Suora-medico da navi migranti a’trincea’ Bergamo
Fonte: Ansa
Suor Angela è un medico e non è la prima volta a trovarsi in ‘trincea’. Lo aveva fatto già imbarcandosi sulle navi della Guardia Costiera per soccorrere i migranti in mare. Oggi è in prima linea contro il Covid-19: coperta dalla testa ai piedi visita i malati di Bergamo che possono essere curati a casa, visto che gli ospedali sono pieni.
Suor Angela Bipendu, 46 anni, è nata a Kananga, nella Repubblica Democratica del Congo, ed arriva dalla diocesi di Luiza. Da 24 anni è una religiosa della congregazione delle Discepole del Redentore, e da 16 è in Italia dove si è laureata in medicina all’Università di Palermo. Ora è a Bergamo: “quando ho sentito che cosa stava accadendo mi sono fatta avanti”, racconta in una intervista all’ANSA. Deve bardarsi completamente e, con i dispositivi di protezione che ha a disposizione, riesce a visitare 4-5 pazienti al giorno. “Magari avessi più mezzi per proteggermi, potrei visitarne anche più malati al giorno”. “Vedo tristezza, angoscia, paura. Sono tutti in quarantena, separati dai familiari. Io mi presento sempre: dico loro che, oltre ad essere un medico, sono una suora. Do loro una parola di conforto, un segno di speranza perché sono disperati”.
Suor Angela aveva già visto la disperazione negli occhi della gente sulle navi della Guardia Costiera di soccorso ai migranti dal 2016 al 2018. “Ho curato ipotermie, ustioni. Ma ho anche assistito donne partorire” dice ricordando quell’altra emergenza che l’ha vista in prima linea come medico volontario del Corpo italiano di Soccorso dell’Ordine di Malta. Lei emblema di quella ‘Chiesa in uscita’ cara a Papa Francesco.

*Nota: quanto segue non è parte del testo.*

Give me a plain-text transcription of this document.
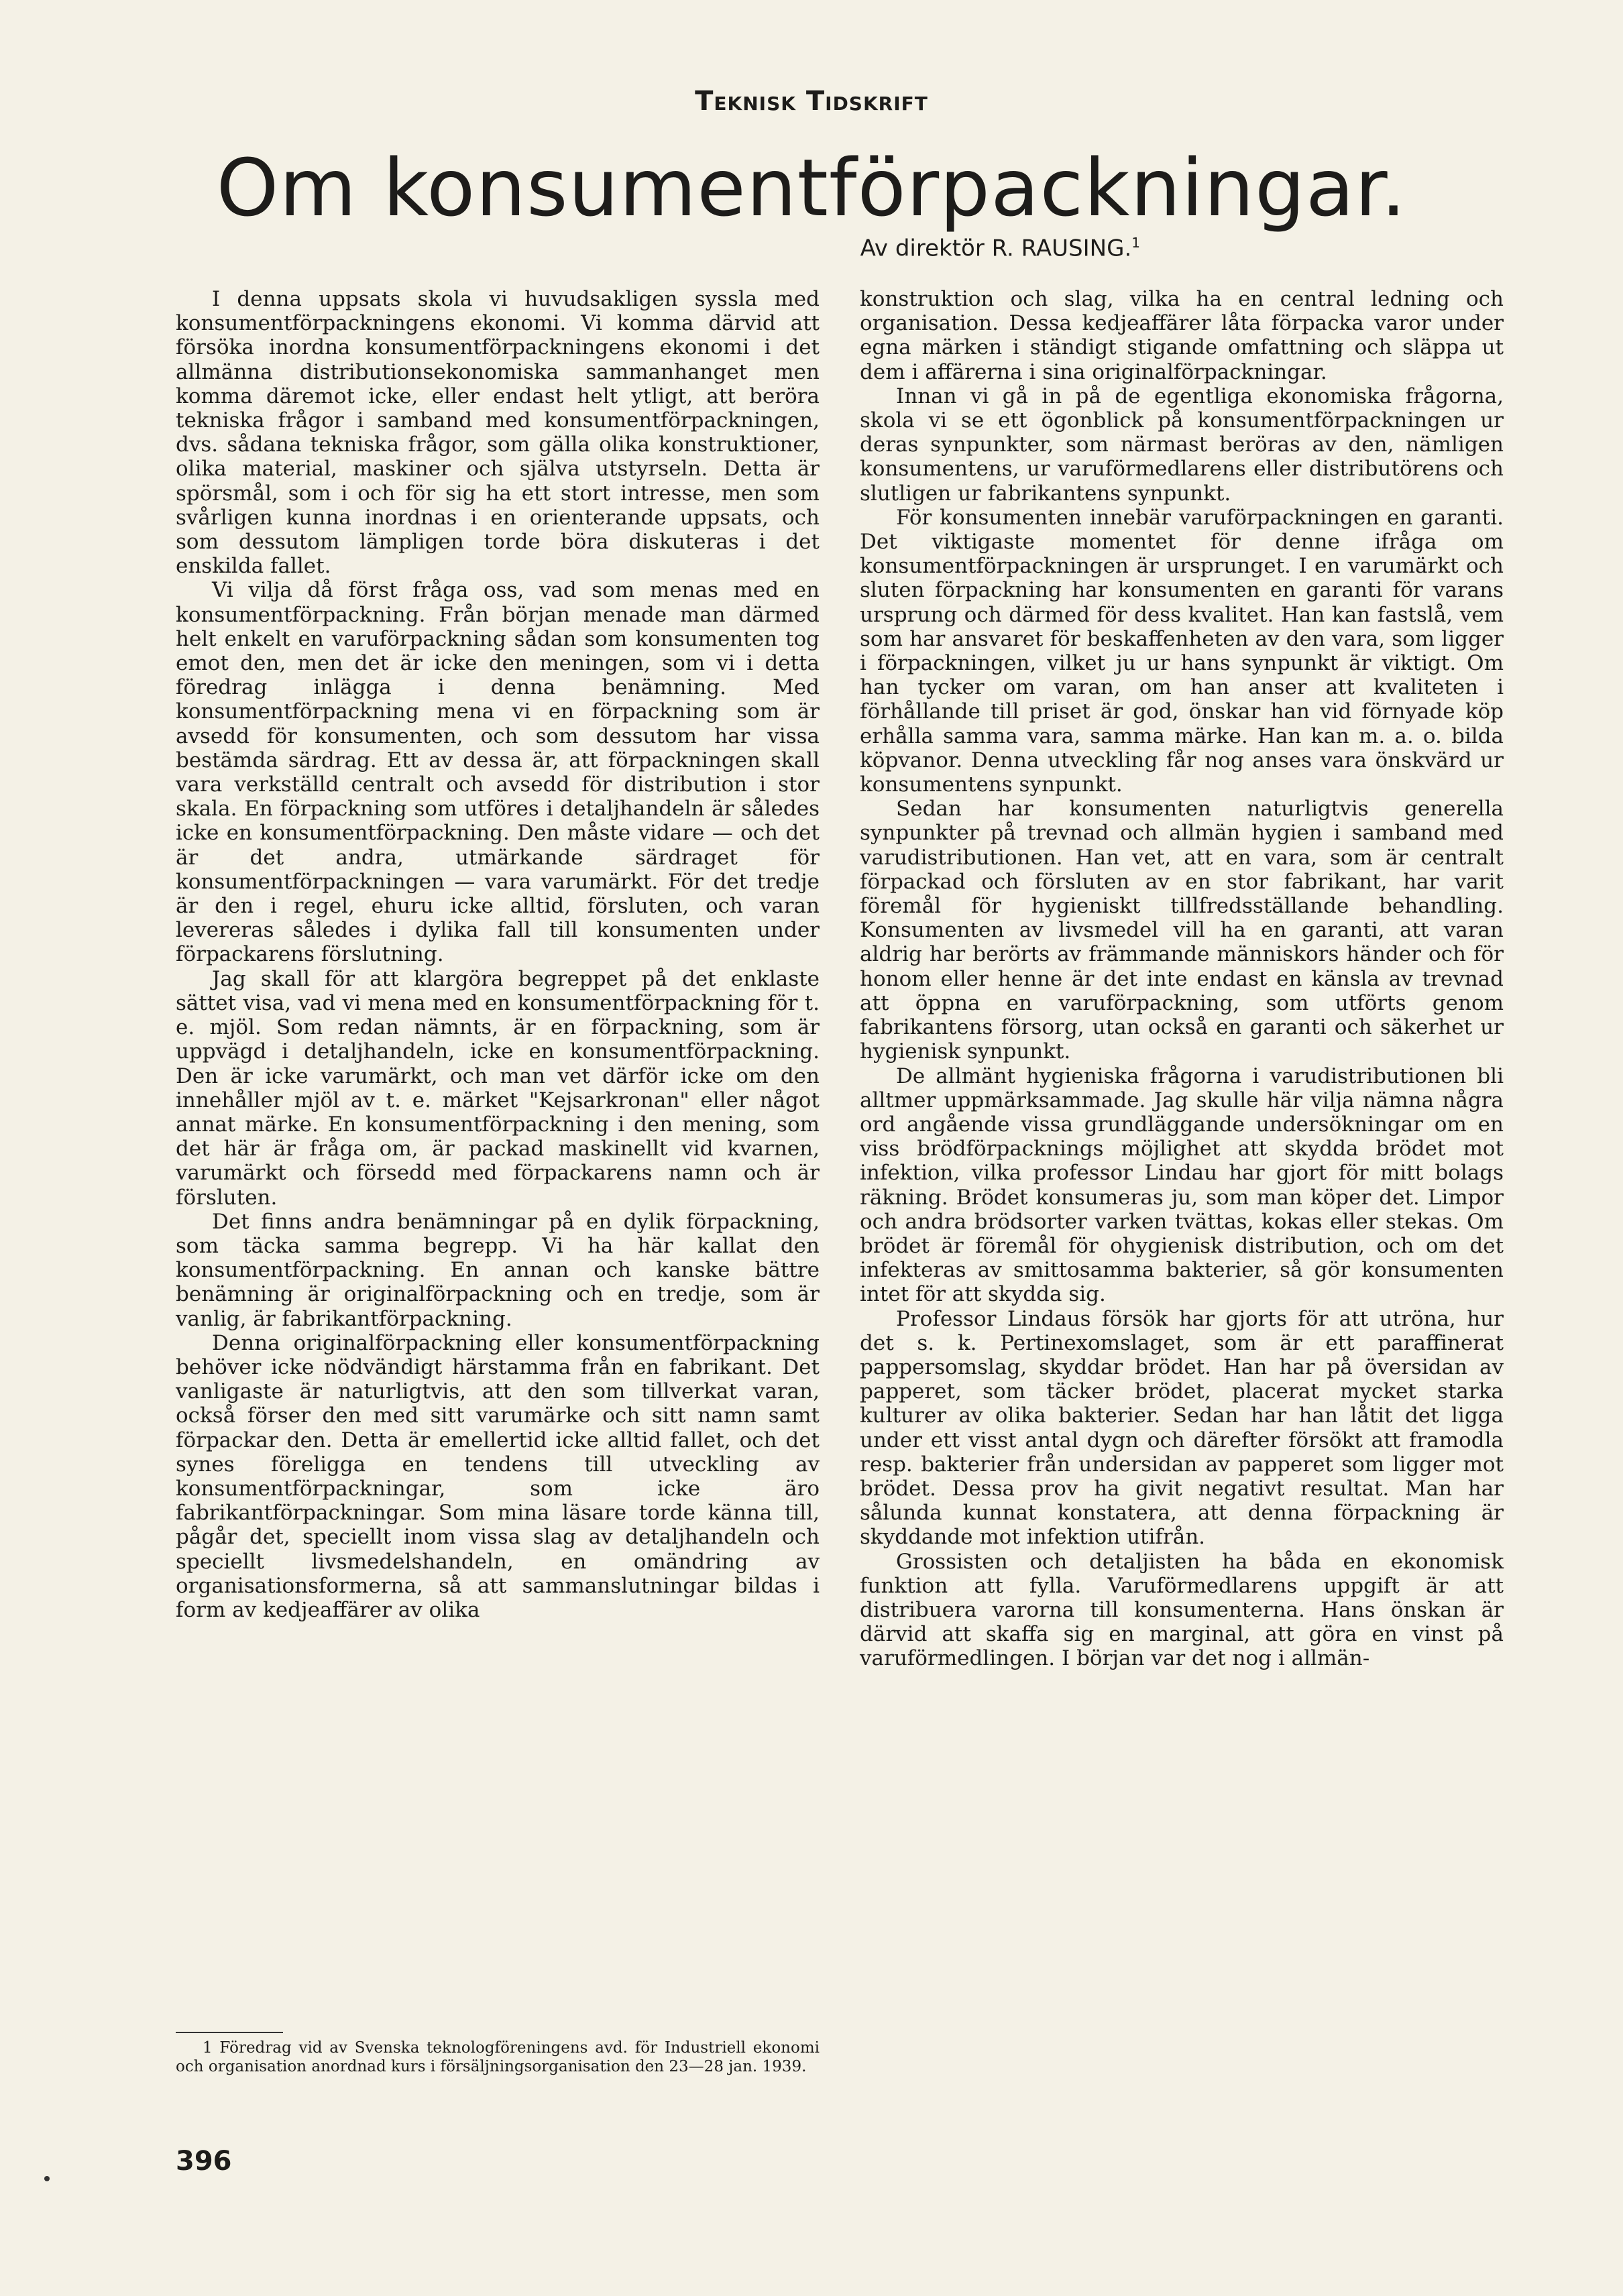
Teknisk Tidskrift
Om konsumentförpackningar.
Av direktör R. RAUSING.$^1$

I denna uppsats skola vi huvudsakligen syssla med konsumentförpackningens ekonomi. Vi komma därvid att försöka inordna konsumentförpackningens ekonomi i det allmänna distributionsekonomiska sammanhanget men komma däremot icke, eller endast helt ytligt, att beröra tekniska frågor i samband med konsumentförpackningen, dvs. sådana tekniska frågor, som gälla olika konstruktioner, olika material, maskiner och själva utstyrseln. Detta är spörsmål, som i och för sig ha ett stort intresse, men som svårligen kunna inordnas i en orienterande uppsats, och som dessutom lämpligen torde böra diskuteras i det enskilda fallet.

Vi vilja då först fråga oss, vad som menas med en konsumentförpackning. Från början menade man därmed helt enkelt en varuförpackning sådan som konsumenten tog emot den, men det är icke den meningen, som vi i detta föredrag inlägga i denna benämning. Med konsumentförpackning mena vi en förpackning som är avsedd för konsumenten, och som dessutom har vissa bestämda särdrag. Ett av dessa är, att förpackningen skall vara verkställd centralt och avsedd för distribution i stor skala. En förpackning som utföres i detaljhandeln är således icke en konsumentförpackning. Den måste vidare — och det är det andra, utmärkande särdraget för konsumentförpackningen — vara varumärkt. För det tredje är den i regel, ehuru icke alltid, försluten, och varan levereras således i dylika fall till konsumenten under förpackarens förslutning.

Jag skall för att klargöra begreppet på det enklaste sättet visa, vad vi mena med en konsumentförpackning för t. e. mjöl. Som redan nämnts, är en förpackning, som är uppvägd i detaljhandeln, icke en konsumentförpackning. Den är icke varumärkt, och man vet därför icke om den innehåller mjöl av t. e. märket "Kejsarkronan" eller något annat märke. En konsumentförpackning i den mening, som det här är fråga om, är packad maskinellt vid kvarnen, varumärkt och försedd med förpackarens namn och är försluten.

Det finns andra benämningar på en dylik förpackning, som täcka samma begrepp. Vi ha här kallat den konsumentförpackning. En annan och kanske bättre benämning är originalförpackning och en tredje, som är vanlig, är fabrikantförpackning.

Denna originalförpackning eller konsumentförpackning behöver icke nödvändigt härstamma från en fabrikant. Det vanligaste är naturligtvis, att den som tillverkat varan, också förser den med sitt varumärke och sitt namn samt förpackar den. Detta är emellertid icke alltid fallet, och det synes föreligga en tendens till utveckling av konsumentförpackningar, som icke äro fabrikantförpackningar. Som mina läsare torde känna till, pågår det, speciellt inom vissa slag av detaljhandeln och speciellt livsmedelshandeln, en omändring av organisationsformerna, så att sammanslutningar bildas i form av kedjeaffärer av olika

konstruktion och slag, vilka ha en central ledning och organisation. Dessa kedjeaffärer låta förpacka varor under egna märken i ständigt stigande omfattning och släppa ut dem i affärerna i sina originalförpackningar.

Innan vi gå in på de egentliga ekonomiska frågorna, skola vi se ett ögonblick på konsumentförpackningen ur deras synpunkter, som närmast beröras av den, nämligen konsumentens, ur varuförmedlarens eller distributörens och slutligen ur fabrikantens synpunkt.

För konsumenten innebär varuförpackningen en garanti. Det viktigaste momentet för denne ifråga om konsumentförpackningen är ursprunget. I en varumärkt och sluten förpackning har konsumenten en garanti för varans ursprung och därmed för dess kvalitet. Han kan fastslå, vem som har ansvaret för beskaffenheten av den vara, som ligger i förpackningen, vilket ju ur hans synpunkt är viktigt. Om han tycker om varan, om han anser att kvaliteten i förhållande till priset är god, önskar han vid förnyade köp erhålla samma vara, samma märke. Han kan m. a. o. bilda köpvanor. Denna utveckling får nog anses vara önskvärd ur konsumentens synpunkt.

Sedan har konsumenten naturligtvis generella synpunkter på trevnad och allmän hygien i samband med varudistributionen. Han vet, att en vara, som är centralt förpackad och försluten av en stor fabrikant, har varit föremål för hygieniskt tillfredsställande behandling. Konsumenten av livsmedel vill ha en garanti, att varan aldrig har berörts av främmande människors händer och för honom eller henne är det inte endast en känsla av trevnad att öppna en varuförpackning, som utförts genom fabrikantens försorg, utan också en garanti och säkerhet ur hygienisk synpunkt.

De allmänt hygieniska frågorna i varudistributionen bli alltmer uppmärksammade. Jag skulle här vilja nämna några ord angående vissa grundläggande undersökningar om en viss brödförpacknings möjlighet att skydda brödet mot infektion, vilka professor Lindau har gjort för mitt bolags räkning. Brödet konsumeras ju, som man köper det. Limpor och andra brödsorter varken tvättas, kokas eller stekas. Om brödet är föremål för ohygienisk distribution, och om det infekteras av smittosamma bakterier, så gör konsumenten intet för att skydda sig.

Professor Lindaus försök har gjorts för att utröna, hur det s. k. Pertinexomslaget, som är ett paraffinerat pappersomslag, skyddar brödet. Han har på översidan av papperet, som täcker brödet, placerat mycket starka kulturer av olika bakterier. Sedan har han låtit det ligga under ett visst antal dygn och därefter försökt att framodla resp. bakterier från undersidan av papperet som ligger mot brödet. Dessa prov ha givit negativt resultat. Man har sålunda kunnat konstatera, att denna förpackning är skyddande mot infektion utifrån.

Grossisten och detaljisten ha båda en ekonomisk funktion att fylla. Varuförmedlarens uppgift är att distribuera varorna till konsumenterna. Hans önskan är därvid att skaffa sig en marginal, att göra en vinst på varuförmedlingen. I början var det nog i allmän-

1 Föredrag vid av Svenska teknologföreningens avd. för Industriell ekonomi och organisation anordnad kurs i försäljningsorganisation den 23—28 jan. 1939.

396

E la religiosa pensa anche al suo Paese che appena un mese fa ha visto guarire l’ultimo paziente di ebola. “Io ero in Italia e la mia famiglia vive in una regione che non era stata toccata da questa malattia – dice riferendosi ad ebola -. Oggi mi preoccupa molto il Covid. Sento la mia famiglia e mi dice che se non moriranno di coronavirus il rischio è che moriranno di fame. E’ difficile stare 2-3 settimane, un mese a casa, in un Paese in cui si vive giorno per giorno”.
“Qui in Italia parecchi malati hanno paura che non torneranno alla vita di prima. Ma io dico sempre: la vita riprenderà, questo male così come è arrivato se ne andrà. Resteranno le ferite ma si ricomincerà”.
Nel bergamasco è ospite delle madri Canossiane ma in questi giorni vive da sola in una stanza della loro foresteria. Sono quattro le suore e sono anziane. “Non posso farle rischiare, però le vado a trovare al convento di Almé, le chiamo, dico loro di affacciarsi alla finestra. Sono contente di vedermi anche da lontano. Loro pregano per me e in fondo in questo modo è tutta la comunità ad essere impegnata in questa lotta”.(ANSA).